Page MenuHomePhabricator

Expose user modifications of Machine Translations to help the MT service providers to improve them
Closed, ResolvedPublic1 Estimated Story Points

Description

Translation services such as Apertium provide a good start for users to create their translation. Since users are correcting those, it would be great if those corrections could be easily accessible so that teams developing the translation services could improve them based on that feedback.

As part of this task a discussion on the information to capture and how to expose it is needed. Some fields that may be helpful:

  • Source text
  • MT translation proposed
  • Final translation by the user
  • MT provider
  • Editing distance (so that we can filter big/small differences)?

Event Timeline

Pginer-WMF raised the priority of this task from to Needs Triage.
Pginer-WMF updated the task description. (Show Details)
Pginer-WMF added a subscriber: Pginer-WMF.
Pginer-WMF renamed this task from Expose user modifications of Machine Translations to help their providers to improve them to Expose user modifications of Machine Translations to help the MT service providers to improve them.Jan 22 2015, 2:27 AM
Pginer-WMF set Security to None.

I believe most important fields are the proposed MT and the final translation by user. I think we would do well by storing a (source, proposed, final) triplet in plaintext annotated by mt provider and languages. If we can get sentence alignment, great, but at least by section. I imagine people will be looking for

  1. missing vocabulary
  2. better vocabulary in a certain context
  3. missing or better grammar rules.

Edit distance and other algorithms can be used for evaluation, but those are easy to calculate afterwards if we need them. Btw, this data can also be put in a translation memory, mainly for languages with don't have MT providers..

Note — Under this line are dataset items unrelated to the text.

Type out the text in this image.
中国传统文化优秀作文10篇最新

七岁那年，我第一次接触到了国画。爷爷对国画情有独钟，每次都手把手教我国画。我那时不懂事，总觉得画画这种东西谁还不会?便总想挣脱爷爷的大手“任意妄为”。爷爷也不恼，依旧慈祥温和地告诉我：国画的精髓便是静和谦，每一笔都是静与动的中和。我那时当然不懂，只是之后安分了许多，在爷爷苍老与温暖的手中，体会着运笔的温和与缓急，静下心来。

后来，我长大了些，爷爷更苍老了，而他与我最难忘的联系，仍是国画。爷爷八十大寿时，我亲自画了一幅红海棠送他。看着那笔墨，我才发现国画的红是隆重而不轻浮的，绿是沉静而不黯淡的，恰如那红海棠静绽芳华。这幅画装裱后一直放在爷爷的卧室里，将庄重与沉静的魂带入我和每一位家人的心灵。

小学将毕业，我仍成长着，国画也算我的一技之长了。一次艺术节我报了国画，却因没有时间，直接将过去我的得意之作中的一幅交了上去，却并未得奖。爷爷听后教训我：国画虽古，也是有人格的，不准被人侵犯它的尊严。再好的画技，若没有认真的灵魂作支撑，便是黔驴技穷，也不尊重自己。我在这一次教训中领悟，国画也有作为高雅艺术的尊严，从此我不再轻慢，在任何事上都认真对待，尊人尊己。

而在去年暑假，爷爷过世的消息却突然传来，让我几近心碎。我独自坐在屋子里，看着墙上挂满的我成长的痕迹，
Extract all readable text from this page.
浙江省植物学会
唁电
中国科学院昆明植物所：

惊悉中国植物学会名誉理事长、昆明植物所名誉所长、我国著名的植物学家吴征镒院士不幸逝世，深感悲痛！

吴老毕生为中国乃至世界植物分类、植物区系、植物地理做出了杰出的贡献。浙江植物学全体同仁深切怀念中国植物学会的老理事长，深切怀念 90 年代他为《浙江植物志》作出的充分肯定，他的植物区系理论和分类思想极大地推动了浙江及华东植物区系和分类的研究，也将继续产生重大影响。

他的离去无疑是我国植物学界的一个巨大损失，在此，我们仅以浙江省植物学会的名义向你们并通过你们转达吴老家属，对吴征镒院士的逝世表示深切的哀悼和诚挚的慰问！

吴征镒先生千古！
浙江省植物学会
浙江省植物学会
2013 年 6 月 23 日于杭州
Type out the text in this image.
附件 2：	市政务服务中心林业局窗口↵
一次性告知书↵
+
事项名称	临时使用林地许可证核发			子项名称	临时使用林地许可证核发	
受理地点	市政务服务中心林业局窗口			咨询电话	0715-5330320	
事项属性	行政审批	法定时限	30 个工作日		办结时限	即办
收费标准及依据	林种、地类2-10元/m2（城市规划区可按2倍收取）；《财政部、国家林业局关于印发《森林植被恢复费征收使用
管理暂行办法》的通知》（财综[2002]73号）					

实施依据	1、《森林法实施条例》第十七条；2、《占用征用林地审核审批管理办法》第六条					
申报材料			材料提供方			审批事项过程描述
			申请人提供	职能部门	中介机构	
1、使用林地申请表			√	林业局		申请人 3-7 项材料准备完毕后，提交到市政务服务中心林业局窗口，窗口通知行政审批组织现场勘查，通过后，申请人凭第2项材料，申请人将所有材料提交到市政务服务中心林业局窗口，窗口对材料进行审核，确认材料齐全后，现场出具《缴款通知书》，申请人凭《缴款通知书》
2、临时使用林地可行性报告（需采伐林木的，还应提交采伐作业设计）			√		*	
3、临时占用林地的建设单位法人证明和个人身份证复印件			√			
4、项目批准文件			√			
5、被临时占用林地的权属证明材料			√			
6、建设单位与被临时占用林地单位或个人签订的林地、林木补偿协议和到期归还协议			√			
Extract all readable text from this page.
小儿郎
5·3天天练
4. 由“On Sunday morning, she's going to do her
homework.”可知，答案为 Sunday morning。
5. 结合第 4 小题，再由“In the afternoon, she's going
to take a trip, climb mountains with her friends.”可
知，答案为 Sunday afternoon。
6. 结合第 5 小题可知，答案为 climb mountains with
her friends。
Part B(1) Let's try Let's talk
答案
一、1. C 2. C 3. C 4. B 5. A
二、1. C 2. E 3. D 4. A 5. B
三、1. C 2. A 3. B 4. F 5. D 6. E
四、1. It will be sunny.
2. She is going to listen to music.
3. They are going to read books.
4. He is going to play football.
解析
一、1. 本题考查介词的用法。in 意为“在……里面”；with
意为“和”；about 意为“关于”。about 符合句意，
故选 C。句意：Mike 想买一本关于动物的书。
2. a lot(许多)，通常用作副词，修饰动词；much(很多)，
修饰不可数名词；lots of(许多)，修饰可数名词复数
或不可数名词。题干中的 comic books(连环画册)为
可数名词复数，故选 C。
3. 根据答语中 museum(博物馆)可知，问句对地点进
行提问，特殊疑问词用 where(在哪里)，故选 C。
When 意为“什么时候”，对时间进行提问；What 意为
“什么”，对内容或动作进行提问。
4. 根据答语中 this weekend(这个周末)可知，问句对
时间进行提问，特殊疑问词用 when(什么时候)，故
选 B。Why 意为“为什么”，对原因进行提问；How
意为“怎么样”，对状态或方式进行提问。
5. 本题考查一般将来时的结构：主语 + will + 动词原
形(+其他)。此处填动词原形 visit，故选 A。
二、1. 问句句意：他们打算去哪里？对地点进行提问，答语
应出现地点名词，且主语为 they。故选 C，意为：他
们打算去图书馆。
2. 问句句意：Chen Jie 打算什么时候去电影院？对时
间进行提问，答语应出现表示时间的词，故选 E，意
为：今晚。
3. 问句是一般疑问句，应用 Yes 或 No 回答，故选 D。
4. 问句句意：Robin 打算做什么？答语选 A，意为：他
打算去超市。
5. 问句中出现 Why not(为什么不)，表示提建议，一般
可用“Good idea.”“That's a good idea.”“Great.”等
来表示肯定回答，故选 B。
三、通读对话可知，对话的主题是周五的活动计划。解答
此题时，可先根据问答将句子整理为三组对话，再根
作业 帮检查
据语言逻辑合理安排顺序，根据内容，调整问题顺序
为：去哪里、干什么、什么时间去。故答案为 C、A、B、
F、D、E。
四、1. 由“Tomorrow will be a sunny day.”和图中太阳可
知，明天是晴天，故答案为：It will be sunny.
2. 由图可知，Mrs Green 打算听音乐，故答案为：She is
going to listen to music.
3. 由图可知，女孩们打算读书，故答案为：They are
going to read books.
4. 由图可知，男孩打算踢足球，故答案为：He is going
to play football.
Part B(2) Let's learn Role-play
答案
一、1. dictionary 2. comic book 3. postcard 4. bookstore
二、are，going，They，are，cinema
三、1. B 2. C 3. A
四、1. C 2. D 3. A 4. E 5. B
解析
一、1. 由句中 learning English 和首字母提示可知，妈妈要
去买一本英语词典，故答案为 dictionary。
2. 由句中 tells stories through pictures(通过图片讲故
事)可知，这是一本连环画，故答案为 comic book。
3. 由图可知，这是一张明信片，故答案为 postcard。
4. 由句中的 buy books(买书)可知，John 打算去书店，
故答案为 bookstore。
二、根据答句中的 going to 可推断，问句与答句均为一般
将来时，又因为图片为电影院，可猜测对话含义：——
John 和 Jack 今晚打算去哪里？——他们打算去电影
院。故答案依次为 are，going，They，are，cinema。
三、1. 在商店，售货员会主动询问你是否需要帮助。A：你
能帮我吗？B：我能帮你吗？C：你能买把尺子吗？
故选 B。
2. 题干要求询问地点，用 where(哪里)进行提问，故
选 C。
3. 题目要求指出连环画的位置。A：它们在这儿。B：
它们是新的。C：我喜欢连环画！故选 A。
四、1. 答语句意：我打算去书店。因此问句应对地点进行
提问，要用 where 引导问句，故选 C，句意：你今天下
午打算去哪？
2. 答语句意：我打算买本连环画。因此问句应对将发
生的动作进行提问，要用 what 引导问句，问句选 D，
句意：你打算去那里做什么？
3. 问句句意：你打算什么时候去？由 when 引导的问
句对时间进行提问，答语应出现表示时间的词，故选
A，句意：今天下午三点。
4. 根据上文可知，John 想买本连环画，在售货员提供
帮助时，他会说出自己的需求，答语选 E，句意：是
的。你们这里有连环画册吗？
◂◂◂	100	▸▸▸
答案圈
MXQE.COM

Arrbee triaged this task as High priority.Feb 2 2015, 6:58 AM
Arrbee moved this task from Needs Triage to Long term on the ContentTranslation board.
Arrbee raised the priority of this task from High to Needs Triage.Feb 2 2015, 9:35 AM
Arrbee added a subscriber: Arrbee.
Amire80 triaged this task as High priority.Feb 4 2015, 12:02 AM

Change 191860 had a related patch set uploaded (by Santhosh):
Expose published translation with source-target URL pairs

https://gerrit.wikimedia.org/r/191860

Patch-For-Review

https://gerrit.wikimedia.org/r/191860 is a quick attempt to provide minimal information. To give more useful information we need to enhance our infrastructure to capture and store user modifications or section level mapping. We have to work towards that.

Change 191860 merged by jenkins-bot:
Expose published translation with source-target URL pairs

https://gerrit.wikimedia.org/r/191860

Arrbee moved this task from In Progress to Done on the LE-Sprint-82 board.